EIF: Chineke! Orchestra

Old College Quad & Edinburgh Academy Junior School
Scheduled to appear at the Queen’s Hall during last year’s cancelled Festival, the chamber group drawn from the Chineke! Orchestra brought a shorter programme to the Old College Quad, and it did Ralph Vaughan Williams few favours. He disowned his early Piano Quintet in C minor and it is undoubtedly less played now than the Nonet by a teenage Samuel Coleridge-Taylor of a decade earlier, which has been championed by Chineke! and recently played by members of the Scottish Chamber Orchestra and pianist Tom Poster’s Kaleidoscope Collective.
Even without some poor balance in the sound mix for the quintet, it would have suffered from the comparison, the nonet having better tunes, and more sparkling rhythms. It was also clear that a few of those on the stage have a real passion for the piece, with some great playing from the winds, which included Sasha Rattle, son of conductor Sir Simon, on clarinet.
The 2021 Festival programme also brought a visit by the Chineke! Orchestra itself, although it was a very small version of it, with only double the number of players seen in the ensemble. The concert it played, under conductor William Eddins, who has a longer association with EIF, was still something of an occasion. Both works were premieres – one brand new and the other, I think, for Scotland and by Scot Judith Weir – and the composers were in the audience to acknowledge the applause.

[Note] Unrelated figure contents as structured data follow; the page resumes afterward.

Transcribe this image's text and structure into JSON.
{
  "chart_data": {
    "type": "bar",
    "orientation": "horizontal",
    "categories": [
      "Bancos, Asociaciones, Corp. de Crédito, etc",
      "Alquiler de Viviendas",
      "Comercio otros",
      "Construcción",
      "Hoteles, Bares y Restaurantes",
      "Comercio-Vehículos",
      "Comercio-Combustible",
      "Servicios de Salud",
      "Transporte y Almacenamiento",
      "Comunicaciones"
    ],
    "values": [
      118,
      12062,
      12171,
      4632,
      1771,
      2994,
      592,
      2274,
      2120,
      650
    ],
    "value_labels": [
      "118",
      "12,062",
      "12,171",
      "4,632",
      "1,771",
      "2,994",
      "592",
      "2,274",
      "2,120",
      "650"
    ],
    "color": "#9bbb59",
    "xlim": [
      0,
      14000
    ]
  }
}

Ayanna Witter-Johnson’s Blush, commissioned by Chineke! to accompany Weir’s woman.life.song, might almost have been marking the recent 50th anniversary of the score to the film Shaft. There were not only hints of movie score about it, but also the flavour of orchestration of the early 1970s jazz orchestras who played them. The composer made full use of a three-piece Latin rhythm section and the ensemble’s flautist had most of the lead lines.
The group expanded only slightly for the song-cycle Jessye Norman commissioned from Weir and writers Maya Angelou, Toni Morrison and Clarissa Pinkola Estes. It is not unfair to acknowledge that mezzo Andrea Baker does not have the magisterial presence of Norman, and the shifts of tone and style over the sequence make considerable demands.
Angelou’s thoughts On Youth and On Maturity frame the work and the finest poetry comes in the middle, from Toni Morrison, and is set to the most distinctive of Weir’s music. Pinkola Estes supplies the early light relief with Breasts!, the words of an “innocent wild-child” anxious to grow, set to something akin to a show-tune, with jazzy acoustic guitar, and then the later devotional texts on motherhood, its vexations rather than consolations, and the pain of losing the one who brought you into the world.
There are no passengers onstage with Weir’s score, which constantly surprises, and Baker has a lot of power at her disposal even if her singing sometimes lacked the nuance the work demands. The slightly random points at which the audience chose to clap also suggested the overall shape of the work was less apparent than it might have been. For all that, I’d still be keen to hear it again.